Do-able if you have the guys who can do it. But those guys aren’t as prevalent as the commissioner’s office or its supporters regarding the three-batter minimum think, and they’re not likely to be for a long enough time if ever. Human nature and pitching just don’t work according to a preconceived mechanical formula. Even the analytics people who develop formulae and applications to help players improve know that goes only so far. This is baseball, not engineering.

And don’t even go there about the Good Old Days when pitchers went the distance and relief pitchers were just guys who couldn’t cut it as starters. A little real history: they really went the distance in times when the ball might as well have been twine, hard throwing was as common as the telephone, the number one expectation of pitchers was throwing what batters could hit and hopefully putting fielders to work, and pitchers weren’t expected to throw like illusionists, trick-shot artists, or human howitzers. You could even pitch your way to the Hall of Fame despite surrendering almost nine hits per nine innings and striking out less than four per nine. (Cy Young—I think there’s a pitching award named after him— accomplished that.)

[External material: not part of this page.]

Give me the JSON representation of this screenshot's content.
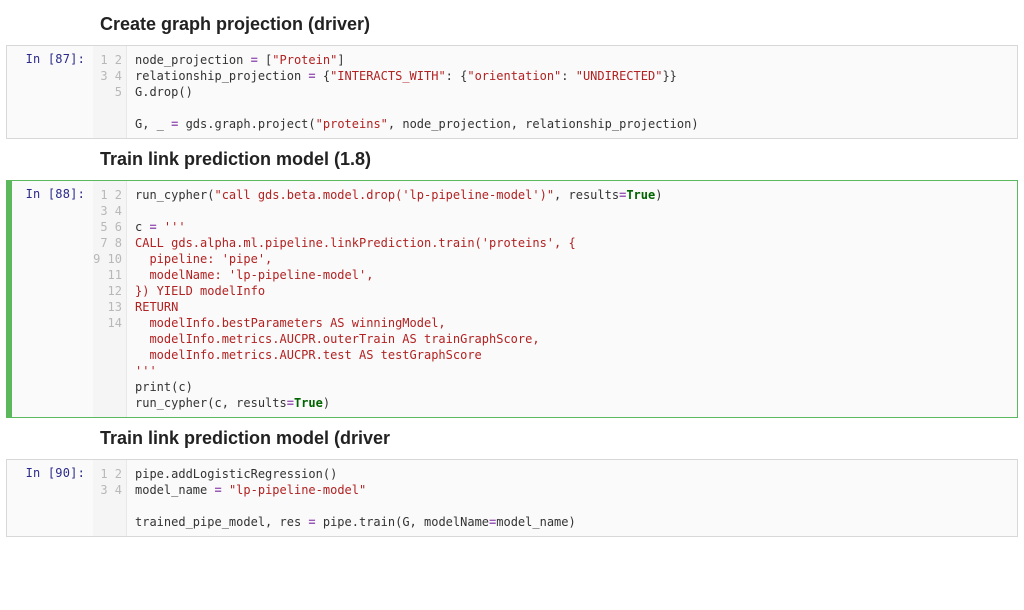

“If we’re gonna win,” husky first baseman George (Boomer) Scott once told then-Brewers chairman Ed Fitzgerald, “the players gotta play better, the coaches gotta coach better, the manager gotta manage better, and the owners gotta own better.” The owners also gotta own the concept that the good of the game isn’t necessarily the same thing as making money for it, or themselves.

And the commissioner gotta commission better. He gotta remember that the better, more viable pace-of-game solutions than a three-batter pitcher’s minimum may mean making a little less money but would mean leaving game tactics and strategies to the men they pay handsomely (and often not enough) to develop and execute them.

But there’s one little problem, still. Too many managers still think there’s no problem with warming pitchers up multiple times before actually bringing them into the games. Too many managers think they’re not really pitching unless they’re out there in the game. As if they’re just playing catch in the bullpen and not heating up with, you know, real pitches.

Too many managers think it’s the reliever’s fault that he came in gassed after he’d been warmed, sat, warmed again, and maybe thrown the aforesaid quality start equivalent’s pitches overall, and that’s before he tosses the customary eight warmups before facing his first batter of the game.

The three-batter minimum won’t solve that issue, either. If anything, such gassed-before-they-come-in pitchers, handled by managers whose brains are gassed, are more liable to get driven into the middle of next month before they even face their third batters. And often as not, the only solution for managers like that isn’t a dubious rule change but, rather, unemployment.